Endothelial and epithelial barrier dysfunction due to increased permeability and heightened inflammatory reactions influences the emergence of acute lung injury (ALI) and acute respiratory distress syndrome (ARDS). Nevertheless, bibliometric research comparing endothelial and epithelial barriers is limited. Therefore, this bibliometric study analyzed the Web of Science Core Collection (WoSCC) of the Science Citation Index Expanded literature to explore present research priorities and development tendencies within this field. We conducted a comprehensive search (October 18, 2023) on WoSCC from January 1, 2010, to October 18, 2023, focusing on articles related to endothelial and epithelial barriers in ALI and ARDS. Retrieved data were visualized and analyzed using R-bibliometrix, VOS viewer 1.6.19, and CiteSpace 6.2. R4. Functional enrichment analysis of gene targets identified in the keyword list using Kyoto Encyclopedia of Genes and Genomes (KEGG) and Gene ontology databases, and based on the STRING database to construct a PPI network to predict core genes. A total of 941 original articles and reviews were identified. The United States had the highest number of publications and citations and the highest H-index and G-index. According to the Collaboration Network Analysis graph, the United States and China had the strongest collaboration. Birukova AA had the most publications and citations among all authors, while eight of the top ten institutions with mediator centrality were located in the United States. The American Journal of Physiology-Lung Cellular and Molecular Physiology was the leading journal and had the most well-established publication on endothelial and epithelial barriers in ALI and ARDS. Bibliometric analysis revealed that the most frequently used keywords were acute lung injury, ARDS, activation, expression, and inflammation.
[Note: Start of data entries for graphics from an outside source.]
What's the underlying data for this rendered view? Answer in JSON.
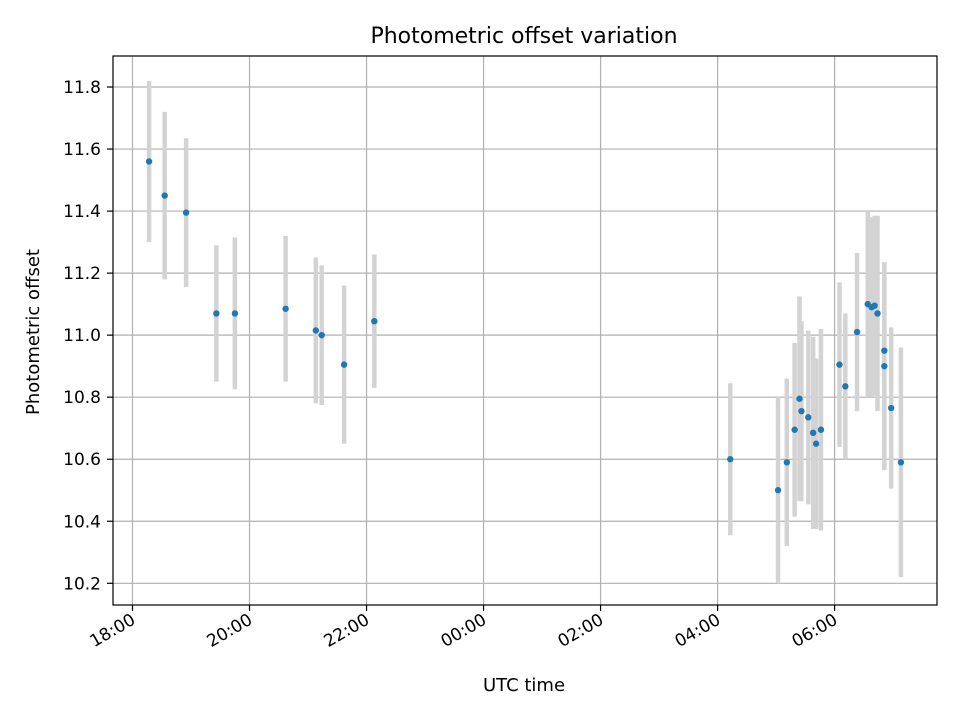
{
  "chart_data": {
    "type": "scatter",
    "title": "Photometric offset variation",
    "xlabel": "UTC time",
    "ylabel": "Photometric offset",
    "x_is_time": true,
    "xlim": [
      "17:40",
      "31:45"
    ],
    "ylim": [
      10.13,
      11.9
    ],
    "grid": true,
    "legend": "none",
    "x_ticks": [
      {
        "label": "18:00",
        "t": "18:00"
      },
      {
        "label": "20:00",
        "t": "20:00"
      },
      {
        "label": "22:00",
        "t": "22:00"
      },
      {
        "label": "00:00",
        "t": "24:00"
      },
      {
        "label": "02:00",
        "t": "26:00"
      },
      {
        "label": "04:00",
        "t": "28:00"
      },
      {
        "label": "06:00",
        "t": "30:00"
      }
    ],
    "y_ticks": [
      {
        "label": "10.2",
        "v": 10.2
      },
      {
        "label": "10.4",
        "v": 10.4
      },
      {
        "label": "10.6",
        "v": 10.6
      },
      {
        "label": "10.8",
        "v": 10.8
      },
      {
        "label": "11.0",
        "v": 11.0
      },
      {
        "label": "11.2",
        "v": 11.2
      },
      {
        "label": "11.4",
        "v": 11.4
      },
      {
        "label": "11.6",
        "v": 11.6
      },
      {
        "label": "11.8",
        "v": 11.8
      }
    ],
    "colors": {
      "point": "#1f77b4",
      "errorbar": "#d3d3d3",
      "grid": "#b0b0b0"
    },
    "points": [
      {
        "t": "18:17",
        "y": 11.56,
        "err": 0.26
      },
      {
        "t": "18:33",
        "y": 11.45,
        "err": 0.27
      },
      {
        "t": "18:55",
        "y": 11.395,
        "err": 0.24
      },
      {
        "t": "19:26",
        "y": 11.07,
        "err": 0.22
      },
      {
        "t": "19:45",
        "y": 11.07,
        "err": 0.245
      },
      {
        "t": "20:37",
        "y": 11.085,
        "err": 0.235
      },
      {
        "t": "21:08",
        "y": 11.015,
        "err": 0.235
      },
      {
        "t": "21:14",
        "y": 11.0,
        "err": 0.225
      },
      {
        "t": "21:37",
        "y": 10.905,
        "err": 0.255
      },
      {
        "t": "22:08",
        "y": 11.045,
        "err": 0.215
      },
      {
        "t": "28:13",
        "y": 10.6,
        "err": 0.245
      },
      {
        "t": "29:02",
        "y": 10.5,
        "err": 0.3
      },
      {
        "t": "29:11",
        "y": 10.59,
        "err": 0.27
      },
      {
        "t": "29:19",
        "y": 10.695,
        "err": 0.28
      },
      {
        "t": "29:24",
        "y": 10.795,
        "err": 0.33
      },
      {
        "t": "29:26",
        "y": 10.755,
        "err": 0.29
      },
      {
        "t": "29:33",
        "y": 10.735,
        "err": 0.28
      },
      {
        "t": "29:38",
        "y": 10.685,
        "err": 0.31
      },
      {
        "t": "29:41",
        "y": 10.65,
        "err": 0.275
      },
      {
        "t": "29:46",
        "y": 10.695,
        "err": 0.325
      },
      {
        "t": "30:05",
        "y": 10.905,
        "err": 0.265
      },
      {
        "t": "30:11",
        "y": 10.835,
        "err": 0.235
      },
      {
        "t": "30:23",
        "y": 11.01,
        "err": 0.255
      },
      {
        "t": "30:34",
        "y": 11.1,
        "err": 0.3
      },
      {
        "t": "30:38",
        "y": 11.09,
        "err": 0.29
      },
      {
        "t": "30:41",
        "y": 11.095,
        "err": 0.29
      },
      {
        "t": "30:44",
        "y": 11.07,
        "err": 0.315
      },
      {
        "t": "30:51",
        "y": 10.95,
        "err": 0.285
      },
      {
        "t": "30:51",
        "y": 10.9,
        "err": 0.335
      },
      {
        "t": "30:58",
        "y": 10.765,
        "err": 0.26
      },
      {
        "t": "31:08",
        "y": 10.59,
        "err": 0.37
      }
    ]
  }
}
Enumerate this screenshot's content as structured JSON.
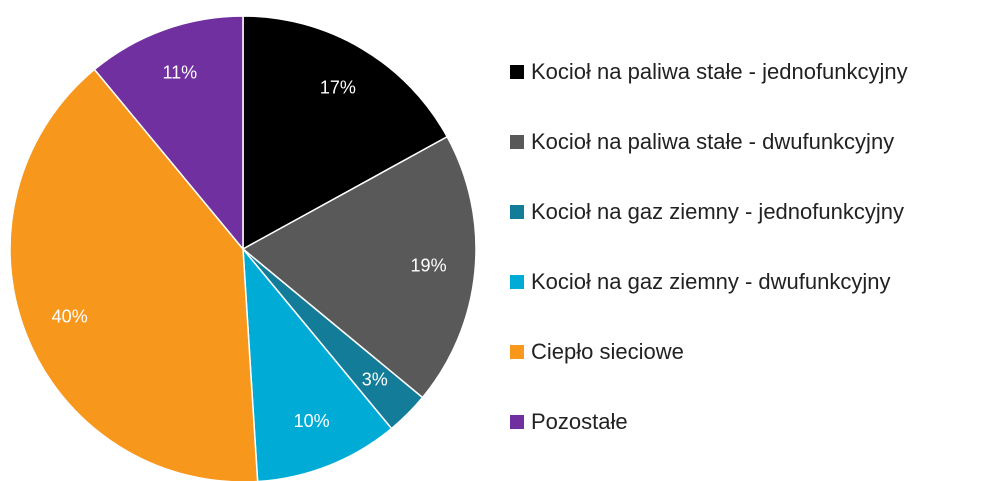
{
  "chart_data": {
    "type": "pie",
    "categories": [
      "Kocioł na paliwa stałe - jednofunkcyjny",
      "Kocioł na paliwa stałe - dwufunkcyjny",
      "Kocioł na gaz ziemny - jednofunkcyjny",
      "Kocioł na gaz ziemny - dwufunkcyjny",
      "Ciepło sieciowe",
      "Pozostałe"
    ],
    "values": [
      17,
      19,
      3,
      10,
      40,
      11
    ],
    "value_labels": [
      "17%",
      "19%",
      "3%",
      "10%",
      "40%",
      "11%"
    ],
    "colors": [
      "#000000",
      "#595959",
      "#127c99",
      "#00acd6",
      "#f7981d",
      "#7030a0"
    ],
    "legend": "right"
  }
}
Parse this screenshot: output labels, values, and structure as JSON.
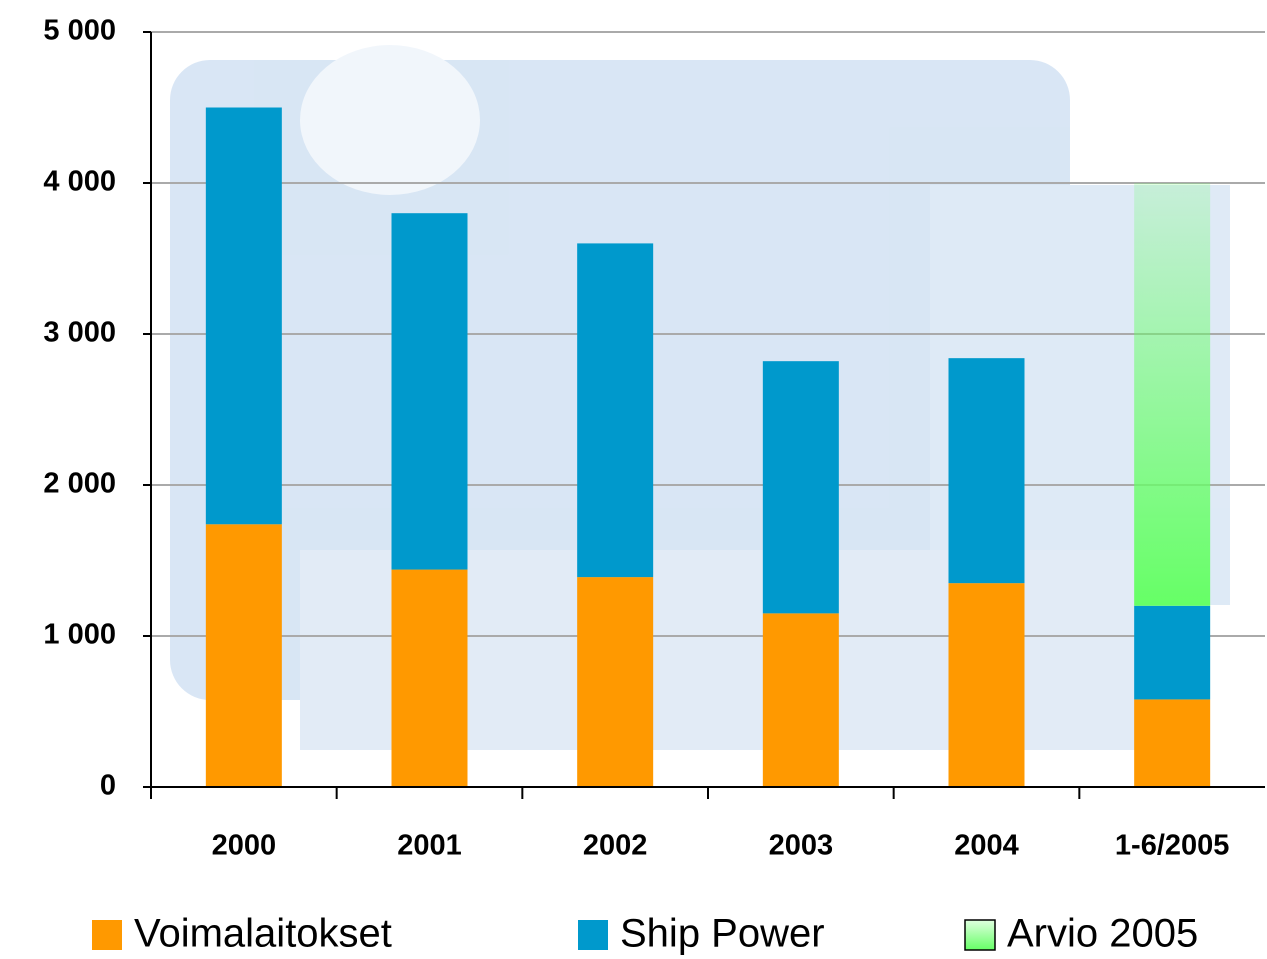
{
  "chart_data": {
    "type": "stacked_bar",
    "categories": [
      "2000",
      "2001",
      "2002",
      "2003",
      "2004",
      "1-6/2005"
    ],
    "series": [
      {
        "name": "Voimalaitokset",
        "color": "#ff9900",
        "values": [
          1740,
          1440,
          1390,
          1150,
          1350,
          580
        ]
      },
      {
        "name": "Ship Power",
        "color": "#0099cc",
        "values": [
          2760,
          2360,
          2210,
          1670,
          1490,
          620
        ]
      },
      {
        "name": "Arvio 2005",
        "color": "#66ff66",
        "values": [
          null,
          null,
          null,
          null,
          null,
          2800
        ]
      }
    ],
    "ylim": [
      0,
      5000
    ],
    "yticks": [
      0,
      {
        "value": 1000,
        "label": "1 000"
      },
      {
        "value": 2000,
        "label": "2 000"
      },
      {
        "value": 3000,
        "label": "3 000"
      },
      {
        "value": 4000,
        "label": "4 000"
      },
      {
        "value": 5000,
        "label": "5 000"
      }
    ],
    "grid": true
  }
}
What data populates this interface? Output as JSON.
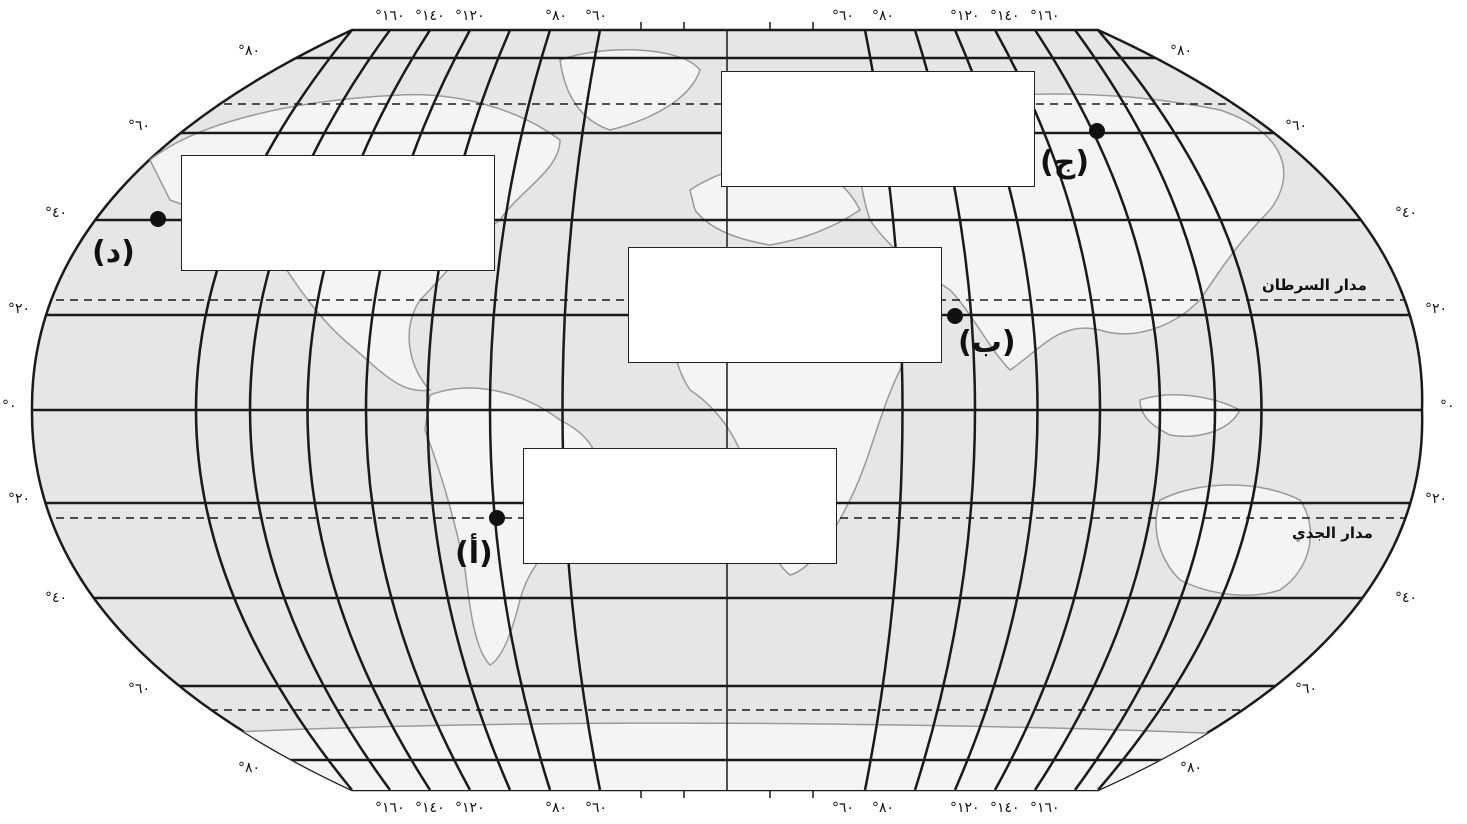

RHOA appeared most frequently among gene-related keywords, and the PI3K-AKT signaling pathway had the highest count in KEGG pathway enrichment. Research on endothelial versus epithelial barriers in ALI and ARDS remains preliminary. This bibliometric study examined cooperative network connections among countries, authors, journals, and network associations in the cited references. Investigation of the functions of the endothelial and epithelial barriers in ALI/ARDS associated with COVID-19 has recently gained significant attention.